We run silently through the woods. I have to run to keep up with him. His strides have gained in urgency. He bangs boughs out of his way with unfeeling arms. Tramples through brambles. Scampers over boulders. And I run to follow him.
He holds out his hand and guides me down a wall of rock.
We stand on the banks of the Wompanoag Reservoir. The clouds are dense and draining across the sky. The crickets sing as if in fever.

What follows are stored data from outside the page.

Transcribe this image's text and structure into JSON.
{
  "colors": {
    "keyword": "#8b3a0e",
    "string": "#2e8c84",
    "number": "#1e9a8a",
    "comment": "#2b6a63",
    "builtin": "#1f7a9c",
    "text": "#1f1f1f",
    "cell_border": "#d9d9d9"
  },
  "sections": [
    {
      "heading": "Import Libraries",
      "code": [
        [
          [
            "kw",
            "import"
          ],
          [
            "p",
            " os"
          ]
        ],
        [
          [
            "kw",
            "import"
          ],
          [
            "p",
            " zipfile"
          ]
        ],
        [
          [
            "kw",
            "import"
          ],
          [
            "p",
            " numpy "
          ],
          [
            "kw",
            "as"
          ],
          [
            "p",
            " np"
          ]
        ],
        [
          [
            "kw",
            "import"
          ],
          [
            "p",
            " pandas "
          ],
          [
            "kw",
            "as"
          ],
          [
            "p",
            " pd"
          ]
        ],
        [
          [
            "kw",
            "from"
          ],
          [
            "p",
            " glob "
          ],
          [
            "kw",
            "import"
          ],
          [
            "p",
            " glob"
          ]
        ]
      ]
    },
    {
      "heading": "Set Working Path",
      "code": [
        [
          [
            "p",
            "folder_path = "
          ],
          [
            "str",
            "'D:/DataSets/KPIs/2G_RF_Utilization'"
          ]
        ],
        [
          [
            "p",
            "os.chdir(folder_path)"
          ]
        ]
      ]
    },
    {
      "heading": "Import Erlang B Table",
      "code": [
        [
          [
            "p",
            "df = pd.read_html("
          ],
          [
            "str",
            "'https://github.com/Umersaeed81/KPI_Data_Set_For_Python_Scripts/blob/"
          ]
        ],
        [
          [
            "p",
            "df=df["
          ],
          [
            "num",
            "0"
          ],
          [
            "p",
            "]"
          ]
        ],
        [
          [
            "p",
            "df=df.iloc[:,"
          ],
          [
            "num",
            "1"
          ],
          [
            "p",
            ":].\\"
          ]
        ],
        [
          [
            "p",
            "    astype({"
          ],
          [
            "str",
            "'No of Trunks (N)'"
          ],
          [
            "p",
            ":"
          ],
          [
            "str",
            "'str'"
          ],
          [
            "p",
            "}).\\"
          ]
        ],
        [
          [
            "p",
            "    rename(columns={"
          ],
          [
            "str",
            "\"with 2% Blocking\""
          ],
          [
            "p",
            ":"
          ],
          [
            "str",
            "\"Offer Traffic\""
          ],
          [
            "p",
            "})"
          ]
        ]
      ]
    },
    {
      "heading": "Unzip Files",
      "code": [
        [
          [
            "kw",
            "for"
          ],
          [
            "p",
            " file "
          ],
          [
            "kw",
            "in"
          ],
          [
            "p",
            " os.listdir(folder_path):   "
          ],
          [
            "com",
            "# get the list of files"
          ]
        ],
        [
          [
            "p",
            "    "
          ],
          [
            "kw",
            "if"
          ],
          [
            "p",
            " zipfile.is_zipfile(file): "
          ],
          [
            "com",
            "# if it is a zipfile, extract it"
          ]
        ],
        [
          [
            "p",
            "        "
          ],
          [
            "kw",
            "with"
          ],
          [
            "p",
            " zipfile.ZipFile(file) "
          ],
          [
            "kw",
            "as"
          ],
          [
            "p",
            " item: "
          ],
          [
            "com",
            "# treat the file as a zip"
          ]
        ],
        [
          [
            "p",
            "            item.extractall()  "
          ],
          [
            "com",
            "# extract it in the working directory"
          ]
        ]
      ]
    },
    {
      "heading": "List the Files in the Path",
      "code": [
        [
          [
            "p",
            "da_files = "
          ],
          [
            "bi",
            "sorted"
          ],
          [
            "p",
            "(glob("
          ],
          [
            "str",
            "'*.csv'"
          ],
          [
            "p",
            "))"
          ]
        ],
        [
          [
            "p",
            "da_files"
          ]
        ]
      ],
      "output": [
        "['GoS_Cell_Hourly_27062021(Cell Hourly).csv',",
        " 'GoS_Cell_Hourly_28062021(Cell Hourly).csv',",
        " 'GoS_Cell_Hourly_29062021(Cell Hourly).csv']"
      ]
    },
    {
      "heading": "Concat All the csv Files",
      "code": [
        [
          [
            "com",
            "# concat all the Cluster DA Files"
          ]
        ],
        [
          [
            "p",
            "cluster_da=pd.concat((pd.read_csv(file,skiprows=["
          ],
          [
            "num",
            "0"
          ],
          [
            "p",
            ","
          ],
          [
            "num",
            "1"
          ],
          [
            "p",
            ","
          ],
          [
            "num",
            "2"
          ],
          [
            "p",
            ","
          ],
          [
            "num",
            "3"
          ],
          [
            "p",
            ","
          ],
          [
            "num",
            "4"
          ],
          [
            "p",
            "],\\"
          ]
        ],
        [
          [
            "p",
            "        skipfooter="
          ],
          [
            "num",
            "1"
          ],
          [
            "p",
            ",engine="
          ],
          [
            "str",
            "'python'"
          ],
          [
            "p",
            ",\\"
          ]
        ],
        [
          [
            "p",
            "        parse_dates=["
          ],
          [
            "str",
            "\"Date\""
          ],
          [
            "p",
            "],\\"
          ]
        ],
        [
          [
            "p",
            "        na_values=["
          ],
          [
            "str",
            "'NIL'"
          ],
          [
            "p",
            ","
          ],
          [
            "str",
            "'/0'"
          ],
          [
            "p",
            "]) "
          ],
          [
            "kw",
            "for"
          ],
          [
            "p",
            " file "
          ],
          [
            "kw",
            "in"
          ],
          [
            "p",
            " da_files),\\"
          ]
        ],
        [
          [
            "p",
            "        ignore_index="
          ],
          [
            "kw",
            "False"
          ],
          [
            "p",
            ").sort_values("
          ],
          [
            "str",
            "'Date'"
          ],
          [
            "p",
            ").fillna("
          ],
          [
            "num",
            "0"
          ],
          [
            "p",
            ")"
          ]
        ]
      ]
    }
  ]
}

“Here, so you can follow the action, let me galvanize something. You’ll be able to hear our vampiric counterstrike,” says Chet, taking a nickel out of his pocket. He rubs it twice with his thumb, and it starts to speak.
It blares: “. . . give us the cue, we’ll continue with the ritual as scheduled. We must not panic.”
And: “No, certainly not, Mayor. We’re ready to continue here.”